Experimental limb transplantation, part i: identification of an effective tapered triple combination immunosuppressive regime

Abstract

Limb transplantation was performed across the Brown Norway to Fischer 344 histocompatibility barrier in rats to evaluate the effects of triple combination immunosuppressive therapeutic regimens. Sixty rats were divided into five groups: group I (F344 to F344) isograft controls group II (BN to F344) allograft controls received no immunosuppressive treatment. Groups III and V (BN to F344) received various exposures to tacrolimus (TRL), mycophenolate mofetil (MMF) and prednisolone (Pred) for two weeks: namely, group III: TRL 0.5 mg/kg/d; MMF 10 mg/kg/d; Pred 0.5 mg/kg/d; group IV: TRL 2 mg/kg/d, MMF 15 mg/kg/d, Pred 0.5 mg/kg/d; and group V: TRL 3 mg/kg/d; MMF 20 mg/kg/d; Pred 0.5 mg/kg/d.

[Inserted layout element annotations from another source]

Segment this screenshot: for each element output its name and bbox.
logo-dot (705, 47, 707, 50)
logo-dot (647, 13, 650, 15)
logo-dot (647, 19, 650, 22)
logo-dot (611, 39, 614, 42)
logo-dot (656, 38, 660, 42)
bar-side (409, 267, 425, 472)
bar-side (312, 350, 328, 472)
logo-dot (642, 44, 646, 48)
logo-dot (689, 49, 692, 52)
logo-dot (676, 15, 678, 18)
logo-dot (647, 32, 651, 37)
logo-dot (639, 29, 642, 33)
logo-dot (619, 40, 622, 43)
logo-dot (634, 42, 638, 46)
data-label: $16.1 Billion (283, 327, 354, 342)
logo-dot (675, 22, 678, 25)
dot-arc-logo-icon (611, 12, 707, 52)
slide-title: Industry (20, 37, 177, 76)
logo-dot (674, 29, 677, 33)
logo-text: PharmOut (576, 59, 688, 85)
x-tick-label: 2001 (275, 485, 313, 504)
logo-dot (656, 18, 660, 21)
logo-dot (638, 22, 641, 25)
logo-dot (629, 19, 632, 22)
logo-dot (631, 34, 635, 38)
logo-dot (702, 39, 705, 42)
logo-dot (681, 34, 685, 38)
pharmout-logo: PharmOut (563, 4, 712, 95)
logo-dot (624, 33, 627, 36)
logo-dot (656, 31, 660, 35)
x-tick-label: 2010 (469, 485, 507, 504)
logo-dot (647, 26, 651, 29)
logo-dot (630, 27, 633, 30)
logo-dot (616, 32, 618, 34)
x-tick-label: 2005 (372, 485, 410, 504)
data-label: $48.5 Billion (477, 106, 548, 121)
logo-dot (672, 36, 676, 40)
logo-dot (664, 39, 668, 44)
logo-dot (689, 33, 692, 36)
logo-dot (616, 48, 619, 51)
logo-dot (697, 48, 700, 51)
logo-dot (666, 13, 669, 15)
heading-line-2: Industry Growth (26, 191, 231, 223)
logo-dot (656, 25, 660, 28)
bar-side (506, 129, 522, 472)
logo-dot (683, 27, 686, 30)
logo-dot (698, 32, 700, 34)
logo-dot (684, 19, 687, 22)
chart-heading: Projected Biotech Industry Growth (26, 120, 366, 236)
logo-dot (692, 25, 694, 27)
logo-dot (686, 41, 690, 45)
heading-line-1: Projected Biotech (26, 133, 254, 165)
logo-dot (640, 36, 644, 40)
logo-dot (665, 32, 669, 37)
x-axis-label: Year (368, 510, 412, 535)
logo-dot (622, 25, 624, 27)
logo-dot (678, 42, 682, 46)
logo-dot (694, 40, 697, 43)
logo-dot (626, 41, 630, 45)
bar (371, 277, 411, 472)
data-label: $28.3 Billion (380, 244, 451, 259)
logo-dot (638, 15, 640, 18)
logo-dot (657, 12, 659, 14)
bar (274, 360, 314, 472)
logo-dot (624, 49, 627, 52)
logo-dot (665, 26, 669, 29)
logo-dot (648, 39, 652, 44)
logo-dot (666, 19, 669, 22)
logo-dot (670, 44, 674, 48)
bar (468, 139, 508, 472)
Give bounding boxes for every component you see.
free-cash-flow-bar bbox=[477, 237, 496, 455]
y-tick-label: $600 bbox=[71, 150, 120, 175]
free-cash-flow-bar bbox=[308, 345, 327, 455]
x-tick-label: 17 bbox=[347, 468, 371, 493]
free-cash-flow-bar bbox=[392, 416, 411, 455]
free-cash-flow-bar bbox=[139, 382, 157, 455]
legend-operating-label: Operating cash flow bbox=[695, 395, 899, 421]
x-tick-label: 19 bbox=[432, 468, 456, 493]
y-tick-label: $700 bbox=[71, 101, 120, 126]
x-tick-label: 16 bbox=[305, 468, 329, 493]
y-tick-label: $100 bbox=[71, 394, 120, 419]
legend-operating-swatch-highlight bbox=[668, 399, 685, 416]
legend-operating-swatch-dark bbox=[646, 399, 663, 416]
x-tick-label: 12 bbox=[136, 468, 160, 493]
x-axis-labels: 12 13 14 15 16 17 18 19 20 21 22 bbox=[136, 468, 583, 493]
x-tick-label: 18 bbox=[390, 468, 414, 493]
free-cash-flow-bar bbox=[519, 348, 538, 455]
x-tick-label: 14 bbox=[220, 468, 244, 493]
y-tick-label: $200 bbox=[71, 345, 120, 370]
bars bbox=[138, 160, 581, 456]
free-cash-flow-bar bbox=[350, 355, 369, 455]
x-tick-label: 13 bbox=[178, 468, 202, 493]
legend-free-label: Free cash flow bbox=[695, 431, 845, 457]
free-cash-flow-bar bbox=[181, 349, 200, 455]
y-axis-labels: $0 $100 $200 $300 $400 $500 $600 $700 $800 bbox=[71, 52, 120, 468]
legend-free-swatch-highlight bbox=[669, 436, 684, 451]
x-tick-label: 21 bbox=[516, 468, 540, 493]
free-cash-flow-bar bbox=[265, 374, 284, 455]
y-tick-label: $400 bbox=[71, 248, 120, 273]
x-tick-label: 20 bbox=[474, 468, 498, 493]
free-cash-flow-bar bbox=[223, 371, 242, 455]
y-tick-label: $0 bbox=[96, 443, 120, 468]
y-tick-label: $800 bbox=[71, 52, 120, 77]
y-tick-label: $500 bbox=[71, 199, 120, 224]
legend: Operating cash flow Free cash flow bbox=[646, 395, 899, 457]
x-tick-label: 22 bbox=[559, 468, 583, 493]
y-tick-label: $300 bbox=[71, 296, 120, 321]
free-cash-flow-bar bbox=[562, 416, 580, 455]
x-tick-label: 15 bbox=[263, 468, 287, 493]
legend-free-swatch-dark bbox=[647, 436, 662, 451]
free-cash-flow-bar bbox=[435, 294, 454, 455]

After 2 weeks, group III and V animals underwent a simultaneous 20% taper of Pred and MMF each further week such that by week 7 the animals were only on TRL. At this time TRL was tapered at the same rate (20% every week) to a maintenance dose of 0.6 mg/kg/d. Evidence of rejection was sought by daily visual observation for swelling, redness, erythema, edema, or skin necrosis. Salvage treatment was used only if rejection occurred after the first 7 weeks, namely, reversing to 100% of the initial TRL dose in that group for 2 weeks with a subsequent taper. Skin and muscle biopsies were obtained from grafted limbs on day 3, 13, 24, 35, and at the endpoint (9 months or uncontrollable rejection). There was no rejection in group I, while all animals showed acute rejection as expected in group II. All group III rats displayed a similar though delayed acute rejection, showing that the regimen was not therapeutic. Rats in group IV displayed the best results, namely, 10 of 12 (83%) with no rejection or side effects at 9 months. Rats in group V displayed numerous, unacceptable side effects due to overtreatment with a 1-month mortality rate of 50%. This study shows that low-dose TRL in combination with MMF and Pred may achieve excellent long-term results of composite tissue transplants. TRL can be used alone as maintenance therapy following an initial loading dose and a tapering period. Rejection is easily reversed by only temporarily increasing the TRL dose.